According to CEO Ivan Tsybaev, the popularity of Trucker Path and other trucking applications correlates with the smartphone adoption rate in the industry. He believes that the primary effect of these apps will be replacing dispatchers for owner-operator drivers.

In December 2017, Renren announced that it acquired Trucker Path for an undisclosed amount.

In March 2018, Trucker Path's freight factoring service InstaPay was fully acquired by Flexible Funding Ltd for an undisclosed amount.

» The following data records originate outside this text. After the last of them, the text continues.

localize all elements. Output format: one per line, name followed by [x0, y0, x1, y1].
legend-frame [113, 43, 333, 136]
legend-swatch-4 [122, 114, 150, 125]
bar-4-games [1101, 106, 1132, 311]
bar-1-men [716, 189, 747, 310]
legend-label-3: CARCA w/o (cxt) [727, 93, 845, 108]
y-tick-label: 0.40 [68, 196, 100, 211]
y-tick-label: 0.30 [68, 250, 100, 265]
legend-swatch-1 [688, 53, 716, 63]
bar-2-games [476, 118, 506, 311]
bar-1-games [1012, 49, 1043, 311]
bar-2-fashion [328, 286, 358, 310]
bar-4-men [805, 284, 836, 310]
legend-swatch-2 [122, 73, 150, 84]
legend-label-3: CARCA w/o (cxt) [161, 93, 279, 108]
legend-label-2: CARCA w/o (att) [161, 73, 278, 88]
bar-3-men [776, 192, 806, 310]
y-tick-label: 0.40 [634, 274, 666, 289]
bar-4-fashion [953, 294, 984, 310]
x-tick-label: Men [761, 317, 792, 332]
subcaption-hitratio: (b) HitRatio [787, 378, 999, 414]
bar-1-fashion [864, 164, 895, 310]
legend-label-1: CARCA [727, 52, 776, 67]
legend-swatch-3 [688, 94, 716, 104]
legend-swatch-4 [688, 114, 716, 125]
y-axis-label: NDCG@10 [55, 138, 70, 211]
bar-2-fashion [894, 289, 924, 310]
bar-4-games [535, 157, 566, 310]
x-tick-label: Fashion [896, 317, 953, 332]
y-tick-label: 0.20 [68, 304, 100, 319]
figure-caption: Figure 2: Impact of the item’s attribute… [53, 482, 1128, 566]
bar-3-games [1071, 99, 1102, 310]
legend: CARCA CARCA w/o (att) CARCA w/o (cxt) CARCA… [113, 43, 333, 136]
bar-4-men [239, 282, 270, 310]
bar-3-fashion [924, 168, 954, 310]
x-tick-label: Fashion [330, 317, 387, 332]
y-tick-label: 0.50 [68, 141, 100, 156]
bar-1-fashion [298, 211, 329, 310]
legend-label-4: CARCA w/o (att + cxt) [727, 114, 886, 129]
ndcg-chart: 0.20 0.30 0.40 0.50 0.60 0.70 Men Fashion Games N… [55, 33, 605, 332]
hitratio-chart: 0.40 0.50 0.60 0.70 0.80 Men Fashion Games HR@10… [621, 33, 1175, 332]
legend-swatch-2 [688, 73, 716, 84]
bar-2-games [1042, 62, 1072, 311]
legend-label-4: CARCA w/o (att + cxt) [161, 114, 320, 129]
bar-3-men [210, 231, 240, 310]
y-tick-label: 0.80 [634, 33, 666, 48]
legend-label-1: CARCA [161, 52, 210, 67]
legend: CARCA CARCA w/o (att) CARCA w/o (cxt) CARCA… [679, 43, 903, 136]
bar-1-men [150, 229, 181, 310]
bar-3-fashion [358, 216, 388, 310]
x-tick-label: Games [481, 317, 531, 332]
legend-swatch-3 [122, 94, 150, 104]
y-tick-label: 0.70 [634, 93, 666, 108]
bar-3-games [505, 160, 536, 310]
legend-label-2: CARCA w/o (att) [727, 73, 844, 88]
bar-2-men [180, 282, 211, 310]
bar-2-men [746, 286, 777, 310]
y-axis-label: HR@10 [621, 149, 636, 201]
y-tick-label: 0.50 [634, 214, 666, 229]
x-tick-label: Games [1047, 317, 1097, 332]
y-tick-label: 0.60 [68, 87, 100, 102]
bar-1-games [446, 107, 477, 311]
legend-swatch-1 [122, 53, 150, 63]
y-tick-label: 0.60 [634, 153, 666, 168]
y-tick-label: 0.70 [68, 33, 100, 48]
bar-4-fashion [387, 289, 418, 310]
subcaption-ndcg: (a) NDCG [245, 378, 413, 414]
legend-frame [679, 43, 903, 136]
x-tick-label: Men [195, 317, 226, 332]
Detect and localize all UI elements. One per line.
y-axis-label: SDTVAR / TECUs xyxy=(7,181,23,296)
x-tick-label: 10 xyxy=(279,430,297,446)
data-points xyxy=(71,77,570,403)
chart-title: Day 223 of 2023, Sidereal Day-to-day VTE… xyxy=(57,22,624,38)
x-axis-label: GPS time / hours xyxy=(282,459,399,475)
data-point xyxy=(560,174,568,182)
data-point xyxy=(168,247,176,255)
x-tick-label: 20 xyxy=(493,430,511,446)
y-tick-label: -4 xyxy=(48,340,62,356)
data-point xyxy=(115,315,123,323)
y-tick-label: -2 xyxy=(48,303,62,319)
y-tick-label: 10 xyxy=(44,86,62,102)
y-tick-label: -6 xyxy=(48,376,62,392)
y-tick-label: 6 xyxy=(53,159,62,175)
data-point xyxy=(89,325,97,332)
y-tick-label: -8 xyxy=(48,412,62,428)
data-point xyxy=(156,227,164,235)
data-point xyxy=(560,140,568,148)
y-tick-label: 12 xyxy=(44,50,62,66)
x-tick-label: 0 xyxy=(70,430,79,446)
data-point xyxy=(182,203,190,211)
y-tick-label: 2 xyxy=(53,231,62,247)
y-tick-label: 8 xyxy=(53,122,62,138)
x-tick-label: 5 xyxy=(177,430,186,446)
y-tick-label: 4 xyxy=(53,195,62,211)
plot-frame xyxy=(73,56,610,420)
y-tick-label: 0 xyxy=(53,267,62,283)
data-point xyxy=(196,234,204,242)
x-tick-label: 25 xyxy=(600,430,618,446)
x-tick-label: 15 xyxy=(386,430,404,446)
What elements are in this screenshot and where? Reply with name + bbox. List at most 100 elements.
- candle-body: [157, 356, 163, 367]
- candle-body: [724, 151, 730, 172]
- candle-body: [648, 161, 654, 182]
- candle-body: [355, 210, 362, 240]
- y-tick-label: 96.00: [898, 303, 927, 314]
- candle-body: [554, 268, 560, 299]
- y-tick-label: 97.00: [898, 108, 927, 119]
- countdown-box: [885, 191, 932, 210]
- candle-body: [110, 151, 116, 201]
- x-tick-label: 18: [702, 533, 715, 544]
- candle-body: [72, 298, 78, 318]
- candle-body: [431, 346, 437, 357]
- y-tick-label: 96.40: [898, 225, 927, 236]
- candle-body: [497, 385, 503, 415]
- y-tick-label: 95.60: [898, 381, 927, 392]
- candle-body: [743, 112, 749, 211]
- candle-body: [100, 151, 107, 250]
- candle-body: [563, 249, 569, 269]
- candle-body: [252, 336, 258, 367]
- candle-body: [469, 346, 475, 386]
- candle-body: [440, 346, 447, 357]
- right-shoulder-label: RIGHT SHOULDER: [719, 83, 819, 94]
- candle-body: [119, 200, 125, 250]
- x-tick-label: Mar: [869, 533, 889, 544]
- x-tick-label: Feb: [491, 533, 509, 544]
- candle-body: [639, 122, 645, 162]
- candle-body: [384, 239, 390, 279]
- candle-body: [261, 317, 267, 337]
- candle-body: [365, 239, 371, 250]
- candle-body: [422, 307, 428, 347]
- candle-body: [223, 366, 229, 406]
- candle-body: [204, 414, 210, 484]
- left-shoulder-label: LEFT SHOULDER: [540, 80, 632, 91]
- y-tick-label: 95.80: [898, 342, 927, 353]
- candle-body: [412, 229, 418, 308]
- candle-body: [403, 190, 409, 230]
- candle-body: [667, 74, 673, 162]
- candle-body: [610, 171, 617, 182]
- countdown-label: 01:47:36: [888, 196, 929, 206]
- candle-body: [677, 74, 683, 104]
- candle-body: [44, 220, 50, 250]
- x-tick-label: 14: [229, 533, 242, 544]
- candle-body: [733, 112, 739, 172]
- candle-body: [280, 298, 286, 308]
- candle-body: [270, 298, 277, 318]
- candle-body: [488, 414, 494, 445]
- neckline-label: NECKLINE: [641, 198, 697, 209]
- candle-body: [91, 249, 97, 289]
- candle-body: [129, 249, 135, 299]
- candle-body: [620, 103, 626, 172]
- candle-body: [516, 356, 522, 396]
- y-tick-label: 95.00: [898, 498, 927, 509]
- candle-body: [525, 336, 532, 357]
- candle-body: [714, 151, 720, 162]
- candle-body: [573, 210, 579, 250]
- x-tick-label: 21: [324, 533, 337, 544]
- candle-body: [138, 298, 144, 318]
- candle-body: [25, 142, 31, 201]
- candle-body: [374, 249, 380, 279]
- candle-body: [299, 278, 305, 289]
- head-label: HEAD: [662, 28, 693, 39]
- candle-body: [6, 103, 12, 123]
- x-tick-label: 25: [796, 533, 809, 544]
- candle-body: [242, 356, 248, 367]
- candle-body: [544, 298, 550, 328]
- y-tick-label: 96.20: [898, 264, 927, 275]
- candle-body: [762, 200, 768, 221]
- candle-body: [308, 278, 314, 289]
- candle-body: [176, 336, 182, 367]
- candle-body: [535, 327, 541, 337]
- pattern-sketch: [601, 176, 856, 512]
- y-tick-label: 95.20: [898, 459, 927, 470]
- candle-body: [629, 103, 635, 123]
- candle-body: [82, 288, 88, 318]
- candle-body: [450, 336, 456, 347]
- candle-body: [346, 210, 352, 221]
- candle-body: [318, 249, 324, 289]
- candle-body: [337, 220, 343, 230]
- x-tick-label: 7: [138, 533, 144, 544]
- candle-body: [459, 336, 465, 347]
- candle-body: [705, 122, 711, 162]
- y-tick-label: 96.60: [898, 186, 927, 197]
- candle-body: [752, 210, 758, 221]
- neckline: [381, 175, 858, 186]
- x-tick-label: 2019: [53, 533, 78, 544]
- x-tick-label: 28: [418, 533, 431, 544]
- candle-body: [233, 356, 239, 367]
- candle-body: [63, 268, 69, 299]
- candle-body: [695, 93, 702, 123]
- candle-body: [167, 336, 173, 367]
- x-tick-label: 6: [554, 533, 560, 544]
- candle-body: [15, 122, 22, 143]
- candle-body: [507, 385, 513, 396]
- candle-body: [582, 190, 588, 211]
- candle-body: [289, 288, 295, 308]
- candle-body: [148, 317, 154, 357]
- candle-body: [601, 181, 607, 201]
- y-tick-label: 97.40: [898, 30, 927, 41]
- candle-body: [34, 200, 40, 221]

==Trucker Path application==
The main Trucker Path app for iOS and Android provides truck drivers with various information, e.g. parking availability, locations of truck stops, verified Walmart locations with truck parking, check a weigh station's status, and find truck wash facilities.

In March 2016, Trucker Path received an update that added Fuel View, a feature that allows drivers to see and compare fuel prices on the map.

Of the 6,000+ truck stops listed in the Trucker Path database, 3,277 are independently run. The data on those stops was gathered based on user-generated input and ratings. Collected from over 500,000 active users, that information allows truckers to plan their parking and spend less time searching for available spots, which is an increasingly important safety issue facing the industry, according to a study by the Federal Highway Administration.

In February 2017, Trucker Path reached over one million downloads on the Google Play Store and 1.5 million total downloads. It is also the highest-rated app in the trucking industry, receiving an overall 4.7-star rating (out of 5) on Android based on the input from more than 34,000 users.

== TruckLoads application ==
Launched in July 2015, TruckLoads enables its users to quickly tap into available trucking capacity across all North American markets. The platform includes a mobile app for truckers that helps them find available loads and a web-based panel for freight brokers, which they use to see nearby trucking capacity and post loads for moving.

After a period of beta testing, TruckLoads has been downloaded more than 250,000 times and has shown an average 20% monthly growth. More than 2 million loads are posted on the platform every month, also allowing carriers access to unlimited premium loads. TruckLoads offers freight companies the opportunity to post their loads for over 80,000 qualified carriers to view. More than 250,000 owner-operators have installed and use the app.